A cicatriz (parte I)

             Ela subiu as escadas pouco confiante, pediu para olhar algumas figuras assim que chegou, um pouco insegura escolheu a figura de um golfinho e não sem segurança escolheu o lugar do corpo onde ficaria cravada aquela marca de sua juventude, de sua personalidade: a sua tatuagem. Há tanto aguardada, mas nunca com a coragem da realização. Dor, medo, preconceito, insegurança.                         

              Hoje nada disso a molestava. Tinha em si a segurança dos generais, a coragem dos capitães e a convicção que só ela possuía.
            Seria um golfinho e seria no seio. No direito. Somente ela e quem ela escolhesse poderia ver ou tocar se desenho, sua imagem, sua tatuagem. Tinha uma desculpa um pouco romântica em tal escolha, ela de fato queria ser surpreendente: olhos de recato, coração aos pulos, prenhe de vontade e volúpia, um oceano a ser navegado por outro corpo.
            Agüentou a dor sem reclamar e reclamando. Doeu, mas estava definitivamente em seu seio a cicatriz voluntária que faria dela um ser mais feliz, talvez um pouco mais realizado. Não saberia explicar e nem eu tão pouco pensar sobre o que fizera. Sabia que estava feliz com o desenho, e plena de alegria foi pra casa aproveitar o restante da noite dormindo.
            Acordou, sorriu para o teto e passou a mão pelo corpo. Não sentiu no seio dor alguma, não sentiu no lugar da tatuagem a tatuagem, de fato o golfinho sumiu do seio direito e após algumas investigações pormenorizadas foi descoberta em sua perna esquerda. O modo como a tatuagem do golfinho caminhou de seu seio para sua perna é que seria um mistério.
            Por incrível que pareça não deu muita importância ao sucedido, foi para seu emprego e trabalhou durante todo o dia sem pensar no assunto, quando voltou para casa lembrou-se da tatuagem e verificou no seio, a tatuagem se encontrava na perna. Não pensou ainda assim no assunto e após um banho, alguns telefonemas, um filme na televisão, foi dormir. Ao acordar sentiu um comichão nas costas, a tatuagem estava lá. Nas costas.
            Percebeu então, como que num momento epifânico, o que se sucedia em seu corpo: tinha uma tatuagem viva. Era uma tatuagem que escolhia o lugar onde acordaria. Estava hoje em suas costas, mas acordou no dia seguinte em seu braço canhoto. Acordou em sua nuca certa feita, acordou em seu rosto numa quinta-feira, neste dia faltou ao trabalho, não teria como explicar um desenho de um golfinho na face, preferiu o recolhimento e neste dia ficou sozinha em casa e foi aí que ocorreu algo sublime e mágico, a tatuagem moveu-se á luz dos seus olhos.

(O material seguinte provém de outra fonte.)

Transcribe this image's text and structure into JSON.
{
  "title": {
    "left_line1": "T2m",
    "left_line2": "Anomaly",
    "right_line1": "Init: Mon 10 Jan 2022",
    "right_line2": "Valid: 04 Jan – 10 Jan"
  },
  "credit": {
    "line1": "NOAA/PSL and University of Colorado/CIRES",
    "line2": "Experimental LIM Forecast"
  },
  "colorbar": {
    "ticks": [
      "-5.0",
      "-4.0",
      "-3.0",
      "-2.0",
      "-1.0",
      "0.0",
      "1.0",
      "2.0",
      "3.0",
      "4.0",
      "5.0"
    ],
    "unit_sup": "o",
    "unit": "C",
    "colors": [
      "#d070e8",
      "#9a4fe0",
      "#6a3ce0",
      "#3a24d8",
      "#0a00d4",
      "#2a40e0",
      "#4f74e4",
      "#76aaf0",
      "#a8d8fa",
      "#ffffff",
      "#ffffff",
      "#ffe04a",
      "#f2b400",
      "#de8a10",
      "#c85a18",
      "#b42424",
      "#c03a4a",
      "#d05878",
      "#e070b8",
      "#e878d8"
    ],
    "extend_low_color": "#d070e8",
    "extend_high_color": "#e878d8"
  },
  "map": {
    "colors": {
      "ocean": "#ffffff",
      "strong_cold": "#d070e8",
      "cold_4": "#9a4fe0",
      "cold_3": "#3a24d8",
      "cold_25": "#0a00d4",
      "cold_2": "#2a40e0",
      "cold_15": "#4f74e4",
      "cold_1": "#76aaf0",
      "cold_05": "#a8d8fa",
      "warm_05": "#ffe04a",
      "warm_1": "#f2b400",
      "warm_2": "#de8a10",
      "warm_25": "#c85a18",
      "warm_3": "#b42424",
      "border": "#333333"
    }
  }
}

            Foi de frente para o espelho que viu o golfinho dar um pulo e se alojar entre seus seios, bem no meio do peito. Teve algum medo, mas sem nada entender continuou sem entender nada. Nua estava e nua começo a dançar pela casa. Ligou a música em seu máximo volume e num transe solitário e sensual passou a seguir alguns passos regidos pelo seu instinto de mulher puramente fêmea.
            Mexia-se com uma exatidão cambaleante, parecia cair num jogar e mover de braços, mas não era o que acontecia, quando se esperava um passo para a esquerda era para o lado oposto que havia o movimento e foi isso e vice versa até que começou a brilhar em seu peito, algo parecido com uma luz, uma estrela, um cálice, um golfinho.
            O animal saltou e começou a fazer parte daquela sensual dança. Virava e vibrava como que alado. Saltava para fora e para dentro de seu corpo. Mergulhava e sorria como um verdadeiro habitante dos mares.
            Aquele momento durou muitos anos e apenas alguns segundos, um século talvez. Nenhum dos dois se cansava do balé que os tornava algo único e apartado. Eram ambos, uma forma de vida ainda não catalogada, uma forma de vida que precisava um do outro para continuar existindo.